Aviões não pousam em Congonhas de madrugada. Nos fundos do prédio há um misto de hospital, clínica, e casa de repouso, cujo movimento não pode querer ser comparado, por exemplo, ao de uma grande emergência, de um grande pronto-socorro. A faculdade existente no local não causa transtornos todo o tempo, toda a noite, todo o ano.
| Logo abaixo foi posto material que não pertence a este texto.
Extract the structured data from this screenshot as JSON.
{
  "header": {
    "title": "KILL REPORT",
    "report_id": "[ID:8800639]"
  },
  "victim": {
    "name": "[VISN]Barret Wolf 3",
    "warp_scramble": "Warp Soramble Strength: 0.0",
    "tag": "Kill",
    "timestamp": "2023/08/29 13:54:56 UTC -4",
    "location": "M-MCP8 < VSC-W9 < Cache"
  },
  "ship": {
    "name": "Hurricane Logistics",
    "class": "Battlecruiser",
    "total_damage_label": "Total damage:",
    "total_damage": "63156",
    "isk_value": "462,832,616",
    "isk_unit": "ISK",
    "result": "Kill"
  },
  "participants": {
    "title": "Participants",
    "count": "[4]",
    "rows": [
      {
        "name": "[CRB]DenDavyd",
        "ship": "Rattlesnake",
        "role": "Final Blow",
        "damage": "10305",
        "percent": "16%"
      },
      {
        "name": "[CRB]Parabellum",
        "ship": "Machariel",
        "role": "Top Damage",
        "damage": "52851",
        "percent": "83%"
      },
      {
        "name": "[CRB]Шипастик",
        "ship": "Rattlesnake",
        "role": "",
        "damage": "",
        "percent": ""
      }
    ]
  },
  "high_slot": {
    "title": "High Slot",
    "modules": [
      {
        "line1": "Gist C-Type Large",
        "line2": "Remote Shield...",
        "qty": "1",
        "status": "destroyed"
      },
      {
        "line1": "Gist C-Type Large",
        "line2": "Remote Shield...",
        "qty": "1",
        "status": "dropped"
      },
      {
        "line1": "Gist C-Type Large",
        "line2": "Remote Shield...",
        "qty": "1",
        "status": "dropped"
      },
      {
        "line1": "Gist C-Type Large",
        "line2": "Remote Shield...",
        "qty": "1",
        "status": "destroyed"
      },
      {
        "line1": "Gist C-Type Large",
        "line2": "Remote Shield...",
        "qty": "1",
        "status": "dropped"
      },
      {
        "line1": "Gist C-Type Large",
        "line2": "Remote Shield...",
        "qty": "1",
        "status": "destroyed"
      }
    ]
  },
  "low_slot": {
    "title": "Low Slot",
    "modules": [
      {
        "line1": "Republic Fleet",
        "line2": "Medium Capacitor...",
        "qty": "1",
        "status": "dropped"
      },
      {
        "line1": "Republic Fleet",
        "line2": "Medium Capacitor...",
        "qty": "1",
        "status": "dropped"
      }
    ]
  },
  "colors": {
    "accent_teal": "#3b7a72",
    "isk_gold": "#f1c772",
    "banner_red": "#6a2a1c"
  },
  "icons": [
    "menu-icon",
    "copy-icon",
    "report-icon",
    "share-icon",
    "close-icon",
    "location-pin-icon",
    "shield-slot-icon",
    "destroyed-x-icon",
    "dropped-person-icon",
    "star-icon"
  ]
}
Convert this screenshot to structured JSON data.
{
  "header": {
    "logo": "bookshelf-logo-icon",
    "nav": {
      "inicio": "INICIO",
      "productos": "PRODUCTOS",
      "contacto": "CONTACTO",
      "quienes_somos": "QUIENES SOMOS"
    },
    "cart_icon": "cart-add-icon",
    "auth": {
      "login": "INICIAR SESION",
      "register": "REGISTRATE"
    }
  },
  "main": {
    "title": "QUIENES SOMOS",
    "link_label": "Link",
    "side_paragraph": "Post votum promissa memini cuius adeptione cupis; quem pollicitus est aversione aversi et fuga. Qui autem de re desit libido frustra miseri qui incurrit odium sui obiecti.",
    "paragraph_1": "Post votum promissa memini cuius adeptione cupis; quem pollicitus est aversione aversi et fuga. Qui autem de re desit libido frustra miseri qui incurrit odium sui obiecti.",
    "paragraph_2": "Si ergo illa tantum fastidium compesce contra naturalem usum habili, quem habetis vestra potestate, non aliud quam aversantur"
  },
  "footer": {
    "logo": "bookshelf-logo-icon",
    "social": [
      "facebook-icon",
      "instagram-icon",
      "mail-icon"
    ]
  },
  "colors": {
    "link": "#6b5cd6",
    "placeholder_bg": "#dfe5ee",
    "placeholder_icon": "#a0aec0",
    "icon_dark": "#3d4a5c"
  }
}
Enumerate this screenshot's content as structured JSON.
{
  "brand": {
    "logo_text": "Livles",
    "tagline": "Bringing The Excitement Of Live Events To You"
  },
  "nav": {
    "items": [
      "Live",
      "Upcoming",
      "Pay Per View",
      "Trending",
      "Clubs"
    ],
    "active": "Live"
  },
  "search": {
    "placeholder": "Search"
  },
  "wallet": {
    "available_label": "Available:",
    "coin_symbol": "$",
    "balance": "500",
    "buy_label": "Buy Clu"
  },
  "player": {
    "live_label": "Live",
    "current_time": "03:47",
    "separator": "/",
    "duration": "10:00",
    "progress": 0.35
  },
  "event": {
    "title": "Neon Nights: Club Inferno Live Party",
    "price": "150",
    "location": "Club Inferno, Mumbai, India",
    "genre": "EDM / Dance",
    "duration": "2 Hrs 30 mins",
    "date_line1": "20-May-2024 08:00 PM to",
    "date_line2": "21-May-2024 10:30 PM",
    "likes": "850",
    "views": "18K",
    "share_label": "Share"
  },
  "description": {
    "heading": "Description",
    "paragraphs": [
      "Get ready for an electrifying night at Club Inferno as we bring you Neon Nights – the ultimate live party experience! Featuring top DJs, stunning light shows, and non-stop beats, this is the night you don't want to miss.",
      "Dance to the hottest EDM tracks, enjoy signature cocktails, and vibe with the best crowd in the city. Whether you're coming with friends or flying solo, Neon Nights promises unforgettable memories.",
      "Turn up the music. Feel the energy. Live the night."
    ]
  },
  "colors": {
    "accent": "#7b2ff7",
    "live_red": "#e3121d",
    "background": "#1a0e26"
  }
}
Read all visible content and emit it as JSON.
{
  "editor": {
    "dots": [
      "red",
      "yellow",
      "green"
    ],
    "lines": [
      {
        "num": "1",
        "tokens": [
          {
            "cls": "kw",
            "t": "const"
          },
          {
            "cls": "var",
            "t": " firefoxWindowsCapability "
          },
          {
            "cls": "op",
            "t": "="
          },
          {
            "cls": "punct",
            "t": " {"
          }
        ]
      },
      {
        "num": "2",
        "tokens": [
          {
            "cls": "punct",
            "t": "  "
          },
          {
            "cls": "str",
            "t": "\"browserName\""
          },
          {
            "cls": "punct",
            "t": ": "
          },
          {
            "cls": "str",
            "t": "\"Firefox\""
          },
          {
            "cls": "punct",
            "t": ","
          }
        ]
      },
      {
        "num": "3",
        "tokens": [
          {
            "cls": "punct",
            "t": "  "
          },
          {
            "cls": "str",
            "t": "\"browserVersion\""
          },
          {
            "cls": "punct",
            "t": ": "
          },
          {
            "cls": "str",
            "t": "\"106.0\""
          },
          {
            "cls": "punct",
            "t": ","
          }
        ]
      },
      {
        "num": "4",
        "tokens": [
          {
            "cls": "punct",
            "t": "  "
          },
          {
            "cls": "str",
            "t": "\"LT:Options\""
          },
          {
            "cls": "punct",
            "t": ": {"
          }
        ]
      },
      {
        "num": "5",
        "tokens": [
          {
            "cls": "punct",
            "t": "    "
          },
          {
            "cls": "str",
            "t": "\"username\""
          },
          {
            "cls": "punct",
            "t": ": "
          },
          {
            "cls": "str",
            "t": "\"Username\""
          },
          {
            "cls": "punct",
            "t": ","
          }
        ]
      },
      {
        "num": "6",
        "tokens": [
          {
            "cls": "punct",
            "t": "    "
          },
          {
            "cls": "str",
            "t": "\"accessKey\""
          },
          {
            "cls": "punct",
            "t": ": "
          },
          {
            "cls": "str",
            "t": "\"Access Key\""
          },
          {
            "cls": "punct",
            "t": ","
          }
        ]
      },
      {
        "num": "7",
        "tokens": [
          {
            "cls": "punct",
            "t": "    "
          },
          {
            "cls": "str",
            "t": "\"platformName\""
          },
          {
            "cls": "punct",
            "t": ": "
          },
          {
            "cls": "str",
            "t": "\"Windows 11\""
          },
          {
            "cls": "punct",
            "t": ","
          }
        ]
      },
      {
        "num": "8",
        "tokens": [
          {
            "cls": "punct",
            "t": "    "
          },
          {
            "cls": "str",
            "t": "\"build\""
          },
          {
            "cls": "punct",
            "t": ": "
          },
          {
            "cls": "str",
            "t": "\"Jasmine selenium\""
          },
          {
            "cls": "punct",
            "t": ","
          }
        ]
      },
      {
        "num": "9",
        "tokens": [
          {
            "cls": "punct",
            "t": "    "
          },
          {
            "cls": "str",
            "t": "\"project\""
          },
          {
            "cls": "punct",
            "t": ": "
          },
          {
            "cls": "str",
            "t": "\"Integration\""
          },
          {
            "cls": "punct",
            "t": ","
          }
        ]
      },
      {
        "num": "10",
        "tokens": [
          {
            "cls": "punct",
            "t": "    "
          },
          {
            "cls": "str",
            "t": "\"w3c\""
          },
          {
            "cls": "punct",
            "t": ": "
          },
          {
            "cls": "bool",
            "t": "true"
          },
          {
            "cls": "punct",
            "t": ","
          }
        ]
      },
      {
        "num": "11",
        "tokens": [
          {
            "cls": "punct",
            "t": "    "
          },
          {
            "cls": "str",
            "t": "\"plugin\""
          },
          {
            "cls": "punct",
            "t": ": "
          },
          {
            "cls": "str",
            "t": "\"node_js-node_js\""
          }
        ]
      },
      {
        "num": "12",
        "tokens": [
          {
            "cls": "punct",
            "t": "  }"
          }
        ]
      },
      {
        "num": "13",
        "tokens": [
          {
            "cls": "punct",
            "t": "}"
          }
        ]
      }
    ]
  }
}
Enfim, nada disso se compara ao latido constante de vários pastores alemães bem abaixo da janela do imóvel vizinho.
Por fim, também não aproveita ao réu a alegação de que os cães permanecessem em canil em dimensões consonantes com as disposições da Municipalidade e da Sociedade Protetora dos Animais (fls. 57). Alegação e conhecimento, aliás, muito estranhos para quem diz não ser o proprietário dos animais.
Mas, de qualquer maneira, a conformidade com disposições administrativas não serve a impedir a caracterização do mau uso da propriedade vizinha. A regularidade ou a licitude da ocupação, ou de sua forma, não afetam a possibilidade da configuração do abuso, exatamente o esteio da disposição do artigo 554 do CC (v. g. RT 677/190).
De se acolher, então, a pretensão veiculada.
Isto posto, e pelo mais que dos autos consta, JULGO PROCE¬DENTE a presente ação para o fim de, tornada definitiva a liminar concedida, determinar se abstenha o réu de manter no imóvel que ocupa, ainda que em parte, cães que lá se encontravam, sob pena de pagamento da multa diária requerida na inicial, devidamente corrigida.
Em razão de sua sucumbência, arcará o réu com o pagamento das custas processuais, atualizadas desde o desembolso, e honorários advocatícios de R$ 2.000,00.
P.R.I. (Proc. 1270/98, 26ª Vara Cível do Fórum Central da Comarca da Capital/SP, j. 28.8.98, juiz Cláudio Luiz Bueno de Godoy). Esta sentença foi confirmada no acórdão que julgou a ap. c/rev. 562637-00/0, 10ª Câm. do 2º TACSP, j. 27/01/00, rel. Irineu Pedrotti, v. u.